Diários de Abu Dhabi: Adeus a Abu Dhabi e retorno ao Brasil
PublishNews, Paula Cajaty*, 11/05/2018
Paula Cajaty termina o seu diário contando como foram os últimos dias da feira e a volta para o Brasil

Os últimos dias em Abu Dhabi foram curiosos, pois a Feira mudou muito de perfil. Ao mesmo tempo que os profissionais do mercado editorial já tinham ido embora, o movimento de público e de vendas aumentou bastante, com uma grande presença de grupos escolares e famílias. Isso permitiu que nos empenhássemos em circular mais pelos corredores e estandes e foi possível, também, aproveitar o tempo para testar o apoio concedido pela Feira, firmando os formulários de pedido de apoio.

Bem, como descobrimos, o apoio não é automático. Explico. Todos os livros passam pelo processo de "classificação", igual ao que acontece no Brasil com o conteúdo da televisão aberta. Assim, nos Emirados Árabes Unidos não é possível editar um livro sem esse processo prévio de classificação, e a chancela do governo de que o livro poderá ser editado é imprescindível para que a publicação seja realizada e possa ser comercializada. Por este mesmo motivo, não recebemos o valor do apoio imediatamente após a assinatura do formulário de intenção de compra de direitos autorais para fins de tradução. Primeiro, submetemos um formulário à apreciação de um órgão - o Ministério da Cultura e do Turismo -, que avaliará o livro e identificará se ele é passível de receber o apoio, segundo as suas diretrizes.

Infelizmente, talvez pelo crescimento exacerbado do país em tão pouco tempo e pelo processo de adaptação da cultura a critérios ocidentalizados, ainda não há muita transparência sobre quais seriam os assuntos que facilitariam - ou dificultariam - as obras inscritas de receberem o apoio proposto. Também não é fácil saber por quais motivos um livro teve sua candidatura aprovada, e outro não. Pelo que foi conversado com editores e organizadores do evento, isso ainda é uma questão que está em desenvolvimento, pois, afinal, trata-se de uma confederação de monarquias árabes (e não é uma monarquia britânica, só de fachada, é uma monarquia real), o que torna as decisões do país muito centralizadas nas mãos dos príncipes que realmente detêm o poder.

De outro lado, é realmente impressionante observar as imagens de Abu Dhabi nos anos 1960 e compará-las com 2018. Como Juscelino, que fez "50 anos em 5", Abu Dhabi parece ter desenvolvido 1.000 anos em apenas 58. Críticas à parte, o comprometimento dos governantes com o crescimento do país e das cidades - e, portanto, a atenção às demandas dos cidadãos - é um fato inequívoco que merece ser considerado. Muito embora seja relativamente rápido construir prédios e infraestruturas, os costumes do povo não avançam com a mesma rapidez e é isso o que torna a cidade ainda mais interessante. 

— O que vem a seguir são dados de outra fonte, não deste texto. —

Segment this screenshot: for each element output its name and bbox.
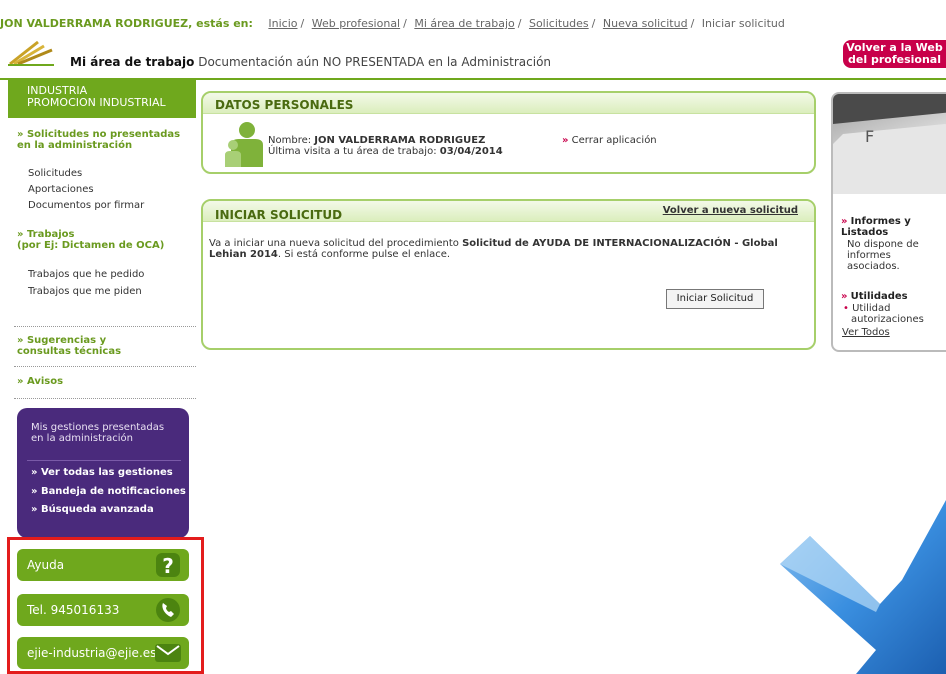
svg-text:F: F xyxy=(865,127,874,146)
email-button[interactable]: ejie-industria@ejie.es xyxy=(17,637,189,669)
divider xyxy=(14,366,196,367)
sidebar-item-aportaciones[interactable]: Aportaciones xyxy=(28,184,94,195)
utilidad-link[interactable]: • Utilidad autorizaciones xyxy=(843,303,924,325)
cerrar-aplicacion-link[interactable]: » Cerrar aplicación xyxy=(562,135,657,146)
informes-line2: Listados xyxy=(841,227,889,238)
sidebar-link-trabajos[interactable]: » Trabajos (por Ej: Dictamen de OCA) xyxy=(17,229,164,251)
envelope-icon xyxy=(155,644,181,662)
iniciar-description: Va a iniciar una nueva solicitud del pro… xyxy=(209,238,799,260)
informes-text-line: asociados. xyxy=(847,261,900,272)
divider xyxy=(14,398,196,399)
breadcrumb-separator: / xyxy=(403,17,407,30)
breadcrumb-web-profesional[interactable]: Web profesional xyxy=(312,17,400,30)
area-description: Documentación aún NO PRESENTADA en la Ad… xyxy=(198,55,552,69)
utilidades-heading[interactable]: » Utilidades xyxy=(841,291,908,302)
breadcrumb-separator: / xyxy=(690,17,695,30)
visita-value: 03/04/2014 xyxy=(439,146,503,157)
informes-text: No dispone de informes asociados. xyxy=(847,239,919,272)
link-busqueda-avanzada[interactable]: » Búsqueda avanzada xyxy=(31,504,154,515)
iniciar-solicitud-panel: INICIAR SOLICITUD Volver a nueva solicit… xyxy=(201,199,816,350)
breadcrumb-nueva-solicitud[interactable]: Nueva solicitud xyxy=(603,17,688,30)
informes-heading[interactable]: » Informes y Listados xyxy=(841,216,911,238)
cerrar-label: Cerrar aplicación xyxy=(571,135,657,146)
telefono-button[interactable]: Tel. 945016133 xyxy=(17,594,189,626)
breadcrumb-mi-area[interactable]: Mi área de trabajo xyxy=(414,17,514,30)
informes-text-line: No dispone de xyxy=(847,239,919,250)
breadcrumb-separator: / xyxy=(517,17,522,30)
svg-text:?: ? xyxy=(162,554,174,578)
iniciar-solicitud-title: INICIAR SOLICITUD xyxy=(215,208,343,222)
nombre-label: Nombre: xyxy=(268,135,312,146)
gestiones-heading: Mis gestiones presentadas en la administ… xyxy=(31,422,164,444)
volver-web-profesional-button[interactable]: Volver a la Web del profesional xyxy=(843,40,946,68)
divider xyxy=(14,326,196,327)
datos-personales-panel: DATOS PERSONALES Nombre: JON VALDERRAMA … xyxy=(201,91,816,174)
arrow-icon xyxy=(780,500,946,674)
phone-icon xyxy=(156,598,180,622)
folder-image: F xyxy=(833,94,946,194)
sidebar-item-trabajos-piden[interactable]: Trabajos que me piden xyxy=(28,286,142,297)
ayuda-button[interactable]: Ayuda ? xyxy=(17,549,189,581)
heading-line1: Mis gestiones presentadas xyxy=(31,422,165,433)
volver-nueva-solicitud-link[interactable]: Volver a nueva solicitud xyxy=(663,205,798,216)
section-line2: PROMOCION INDUSTRIAL xyxy=(27,96,166,109)
breadcrumb-inicio[interactable]: Inicio xyxy=(268,17,297,30)
utilidades-label: Utilidades xyxy=(850,291,908,302)
link-line2: consultas técnicas xyxy=(17,346,122,357)
utilidad-line1: Utilidad xyxy=(852,303,891,314)
breadcrumb-separator: / xyxy=(591,17,596,30)
volver-web-line2: del profesional xyxy=(848,53,941,66)
bullet-icon: • xyxy=(843,303,849,314)
informes-line1: Informes y xyxy=(850,216,911,227)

Uma visita ilustre aconteceu exatamente na tarde do último dia da Feira: o Dr. Debrair Izaias da Silva, Chefe do Setor Cultural da Embaixada do Brasil em Abu Dhabi, veio conhecer a LIBRE. Conversamos bastante sobre política e sobre as trocas econômicas e culturais entre dois países que se destacam pela produção de petróleo no mundo. O Dr. Debrair ficou comprometido conosco de levar nossa experiência cultural ao Itamaraty e buscar novas iniciativas de troca cultural que possam estreitar os laços entre brasileiros e os povos do Oriente.

Para descontrair, depois de fecharmos o estande, fomos à praia de Corniche para ver o pôr do sol e relaxar um pouco. A noite seria longa e difícil: o horário de acordar era às 2h da manhã, para um voo de Dubai às 7h.

A maratona foi boa, dormimos das 21h às 2h, tempo suficiente para recarregar as energias e aproveitar a viagem suave a bordo de um Mercedes Benz a 180 km, dirigido por um nepalês, nas grandes retas entre Abu Dhabi e Dubai. Ao subir no avião, um sentimento de felicidade e muito alívio - agora já poderíamos voltar a pôr os braços de fora - tudo misturado com a percepção do dever cumprido e com a sensação de que há ainda muito trabalho a ser feito para compreender melhor e intensificar as trocas culturais com estes países excêntricos, cheios de curiosidades e tão absurdamente diferentes de nós.

Ma'a salama!

Praia de Corniche
Praia de Corniche


Paula Cajaty é editora da brasileira Jaguatirica e da portuguesa Gato Bravo, escritora e Diretora de Comunicação da Libre. Junto com Mariana Warth, Paula participa da Feira Internacional de Abu Dhabi à convite da organização da Feira, com apoio da Nuvem de livros.